İşçiler Aydınlık’ta çalışmak istiyor
Sabuncu’ya matbaa personelini soruyoruz. Kendi matbaasında ilk baskıyı yapacak olan personelin duygularını Sabuncu şöyle anlatıyor:
"Bana hergün 2-3 kadroluk telefon geliyor. Hatta şu anda çalışanlardan dahi telefon geliyor. "Biz şu anda çalışıyoruz ama Aydınlık’ın matbaasında çalışmak istiyoruz" diyorlar. Gazetede ve matbaada çalışanlar, 15-20 gün içerisinde Aydınlık ailesine katılıyor ve kendi gazetesi kendi matbaası diye bağlanıp öyle çalışıyor. Matbaa personelimiz işe başlayalı bir ay bile olmadı ama ekibimiz kendi gazetesini basıyormuş sevinciyle çalışıyor.
Banka kredisi değil Aydınlık kredisi
Aydınlık’ın itibarı farklıdır. Aydınlık’ın adının duyulduğu yerde güler yüz ve sıcak sohbet olur. Aydınlık’ın matbaa ve kağıt piyasasındaki itibarını Sabuncu’dan dinleyelim:
"Matbaa piyasasında ve kağıt piyasasında Aydınlık’ın kredisi vardır. Aydınlık gazetesi 1978’de darbeyle durdurulduktan sonra biz Cahaloğlu’ndaki kağıtçılara ve matbaalara borcumuzu ödedik. Onlar bize aynen şunu dedi: "Siz buranın yolcusu değilsiniz, hancısısınız." Bugün piyasada kimse kağıt bulamazken biz bir telefonla istediğimiz şehre istediğimiz kadar kağıt yıktırabiliriz. Bunlar tamamen Aydınlık’ın kredisidir. Banka kredisi olmayabilir. Aydınlık isminin tek başına kredisi vardır: Aydınlık Kredisi. Gazetemiz çıktıktan 3 ay sonra piyasada genel bir kağıt sıkıntısı yaşandı. Hürriyet ve Sabah gazetesi gibi gazeteler de kağıt bulamadı. O dönemde biz Aydınlık olarak telefon açtığımızda bütün matbaalarımıza kamyonlarla kağıt yıkıldı. Matbaa makinemiz de bu krediyle alınmıştır. Bize matbaa makinesini veren kişi bizim tahsilatta zorlanmayacağımızı bilir."

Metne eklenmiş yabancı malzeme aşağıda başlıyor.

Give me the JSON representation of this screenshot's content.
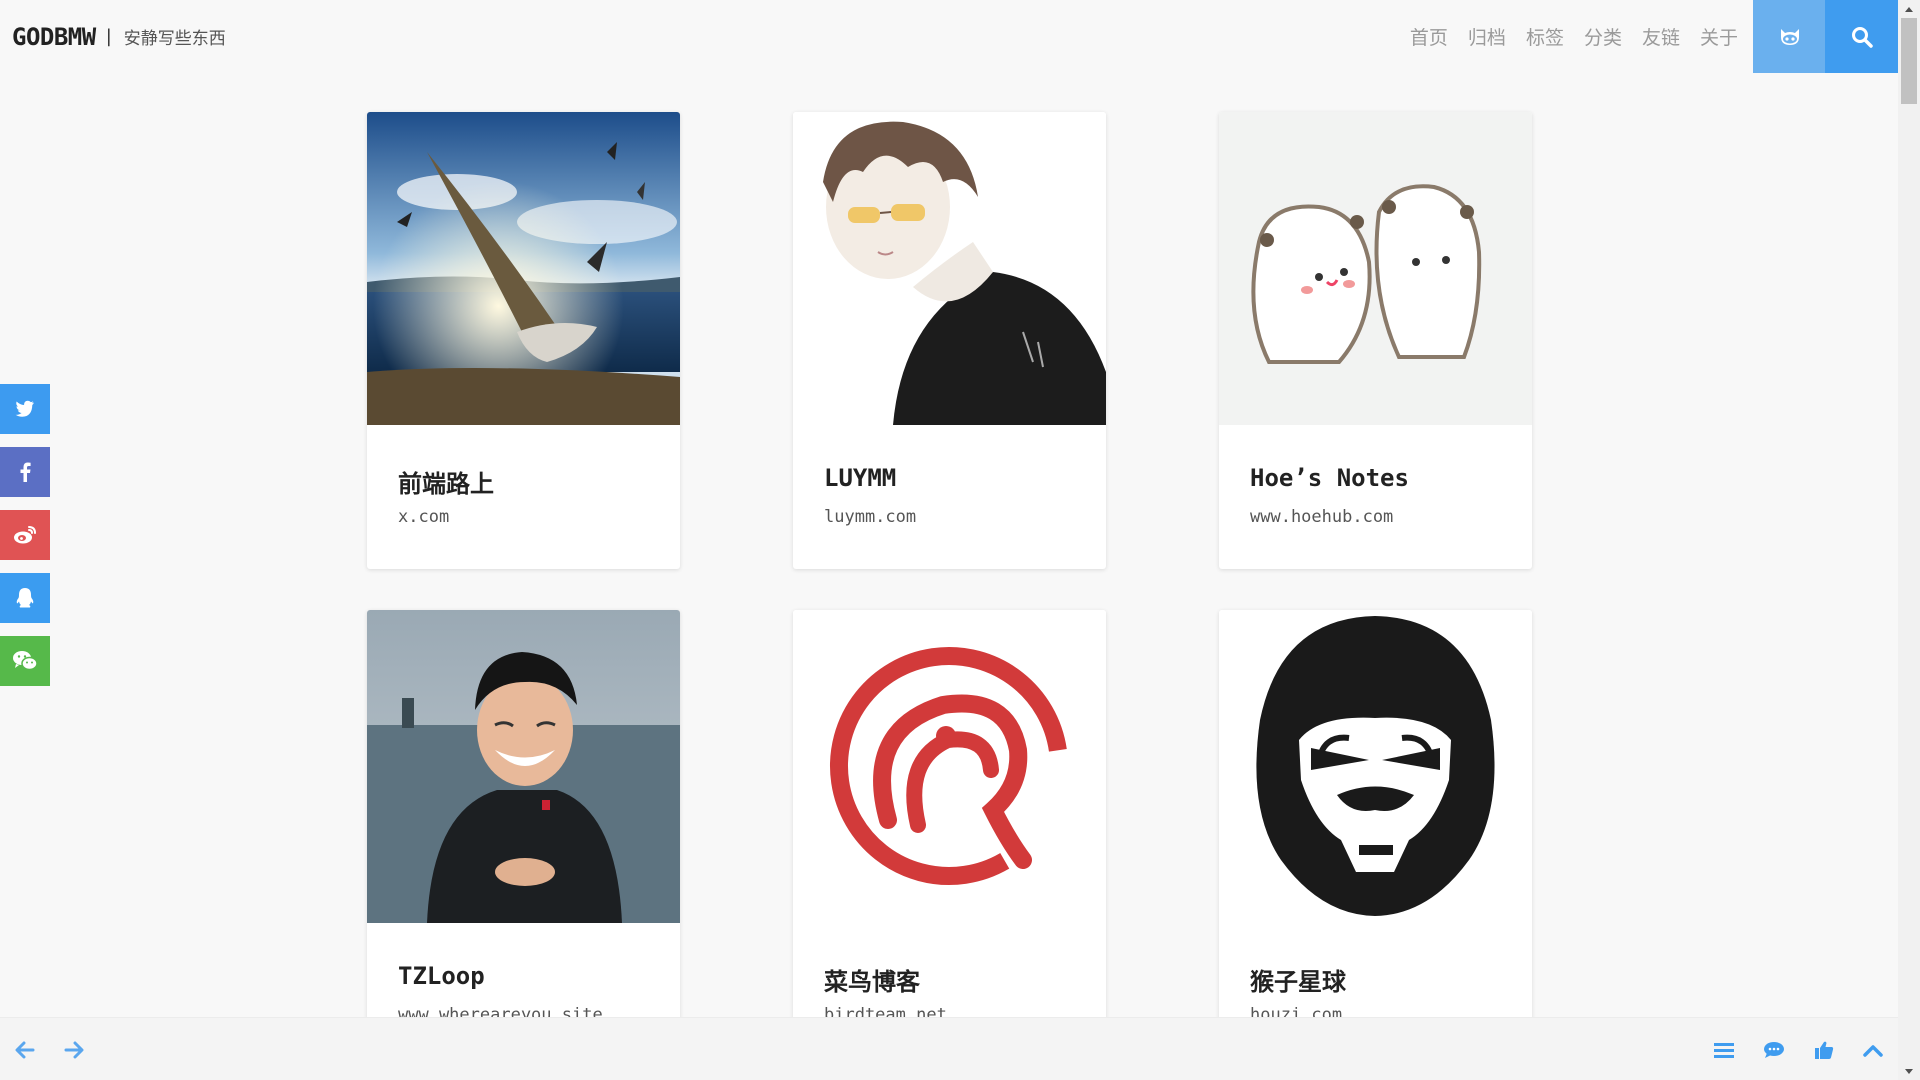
{
  "header": {
    "brand": "GODBMW",
    "separator": "|",
    "tagline": "安静写些东西",
    "nav": [
      "首页",
      "归档",
      "标签",
      "分类",
      "友链",
      "关于"
    ],
    "github_icon": "github-cat-icon",
    "search_icon": "search-icon"
  },
  "share": [
    {
      "icon": "twitter-icon",
      "color": "#3d9bf0"
    },
    {
      "icon": "facebook-icon",
      "color": "#5b6fc4"
    },
    {
      "icon": "weibo-icon",
      "color": "#e05354"
    },
    {
      "icon": "qq-icon",
      "color": "#3b9cf0"
    },
    {
      "icon": "wechat-icon",
      "color": "#56b94a"
    }
  ],
  "friends": [
    {
      "title": "前端路上",
      "url": "x.com",
      "image": "seagull-photo"
    },
    {
      "title": "LUYMM",
      "url": "luymm.com",
      "image": "anime-boy-avatar"
    },
    {
      "title": "Hoe’s Notes",
      "url": "www.hoehub.com",
      "image": "bears-cartoon"
    },
    {
      "title": "TZLoop",
      "url": "www.whereareyou.site",
      "image": "laughing-man-photo"
    },
    {
      "title": "菜鸟博客",
      "url": "birdteam.net",
      "image": "bird-logo"
    },
    {
      "title": "猴子星球",
      "url": "houzi.com",
      "image": "gorilla-logo"
    }
  ],
  "bottom_bar": {
    "left": [
      "back-arrow-icon",
      "forward-arrow-icon"
    ],
    "right": [
      "menu-icon",
      "comment-icon",
      "like-icon",
      "to-top-icon"
    ]
  },
  "colors": {
    "accent": "#3f9cef",
    "accent_light": "#6ab0ee",
    "nav_text": "#9a9a9a"
  }
}
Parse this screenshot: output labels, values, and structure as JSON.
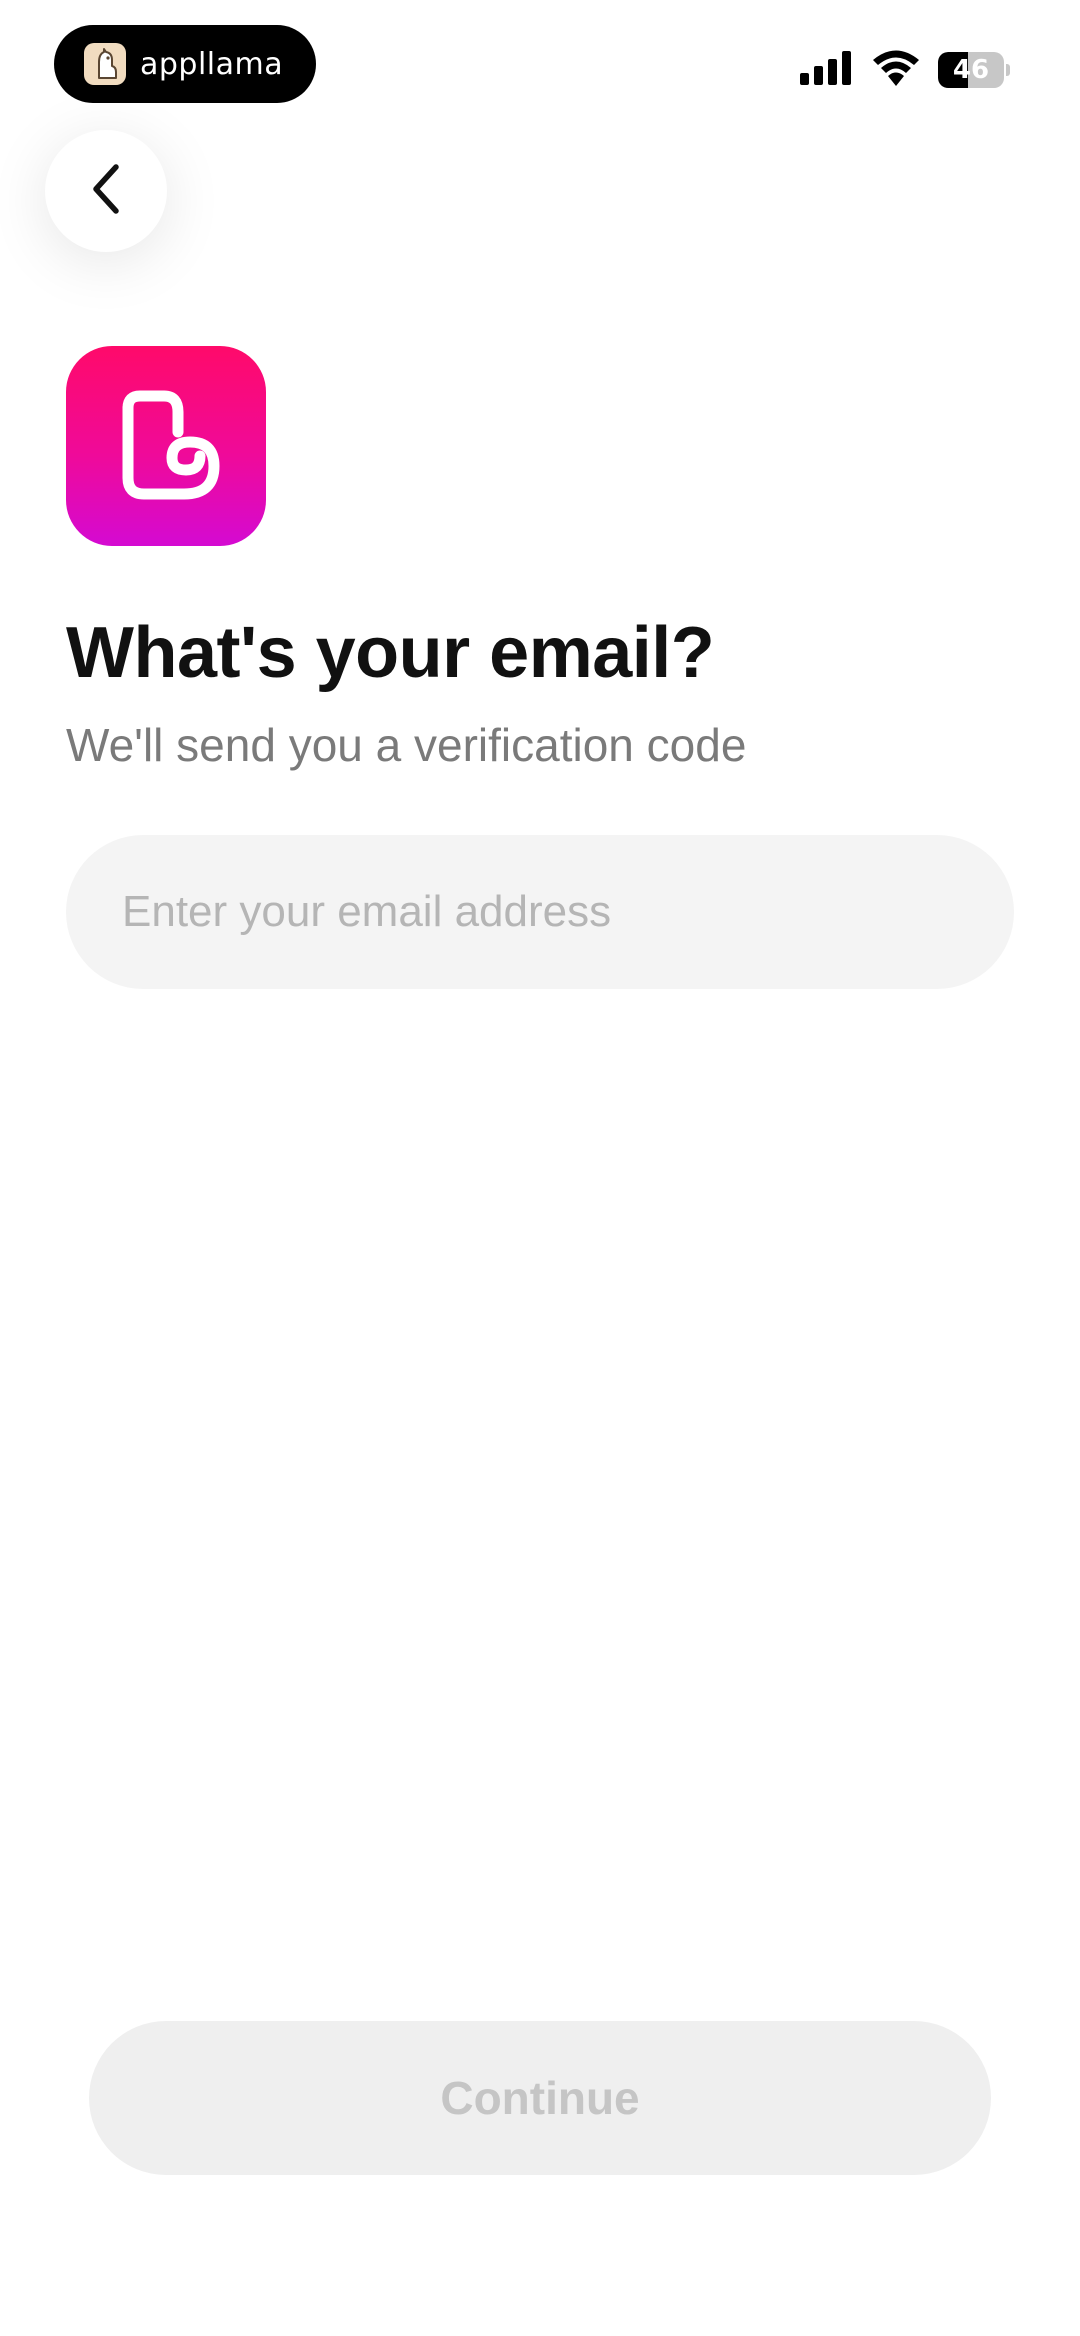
{
  "status_bar": {
    "brand_name": "appllama",
    "battery_level": "46",
    "battery_fraction": 0.46,
    "icons": [
      "cellular-signal-icon",
      "wifi-icon",
      "battery-icon"
    ]
  },
  "nav": {
    "back_icon": "chevron-left-icon"
  },
  "app": {
    "icon_name": "app-logo-icon",
    "colors": {
      "gradient_top": "#ff0a6a",
      "gradient_bottom": "#d40ad2"
    }
  },
  "header": {
    "title": "What's your email?",
    "subtitle": "We'll send you a verification code"
  },
  "form": {
    "email_value": "",
    "email_placeholder": "Enter your email address"
  },
  "footer": {
    "continue_label": "Continue"
  }
}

Aydınlık’ın bileği bükülmez
Sabuncu, Aydınlık matbaasının sağlayacağı katkıları tek tek sıralıyor:
"Aydınlık’ın bileği bükülmez. Aydınlık, matbaa bulmadık gazetemizi basamayacağız gibi sorunlar yaşamaz. Son dönemde bütün gazeteler kuşe kağıda geçiyor. İşte bu makyajdır. Türkiye’de makyajı kaldırın gazetelerden bomboş bir kağıt bulursunuz. Aydınlık gazetesinde makyaj yoktur. Aydınlık haberleriyle satar. Aydınlık, Türkiye’yi savunduğu için satıyor. Şimdi diğer gazetelerde kuşe kağıda geçmeye çalışıyormuş. 250-300 bin satan kuşe kağıt bir gazete para kazanamaz. Ben 30 yıldır bu işi yapıyorum. Hepsi zarar ediyor. Fakat bu değirmenin suyunun nerden geldiğini kimse soruşturmuyor. Öte yandan biz Kozinoğlu’nun mektubunu yayımlamaya devam ediyoruz bize denetleme yapılıyor. Bize niye denetleme yapıyorsunuz? Biz devletten alacaklıyız. Bizim 9 bin lira devlete borcumuz var ama 500-600 bin lira da devletten alacağım var. Soruşturma yapacaklarsa Erdoğan’ın 8 hesabını soruştursunlar. Bizim hesabını veremeyeceğimiz bir kuruşumuz yok."
Gazetelere çağrı
Son olarak Mehmet Sabuncu’nun gazetelere çağrısı ise şöyle: Türkiye’yi savunan ve bağımsızlığını isteyen bütün yayın organlarına çağrı yapıyorum. Gazetelerini matbaamızda basabiliriz.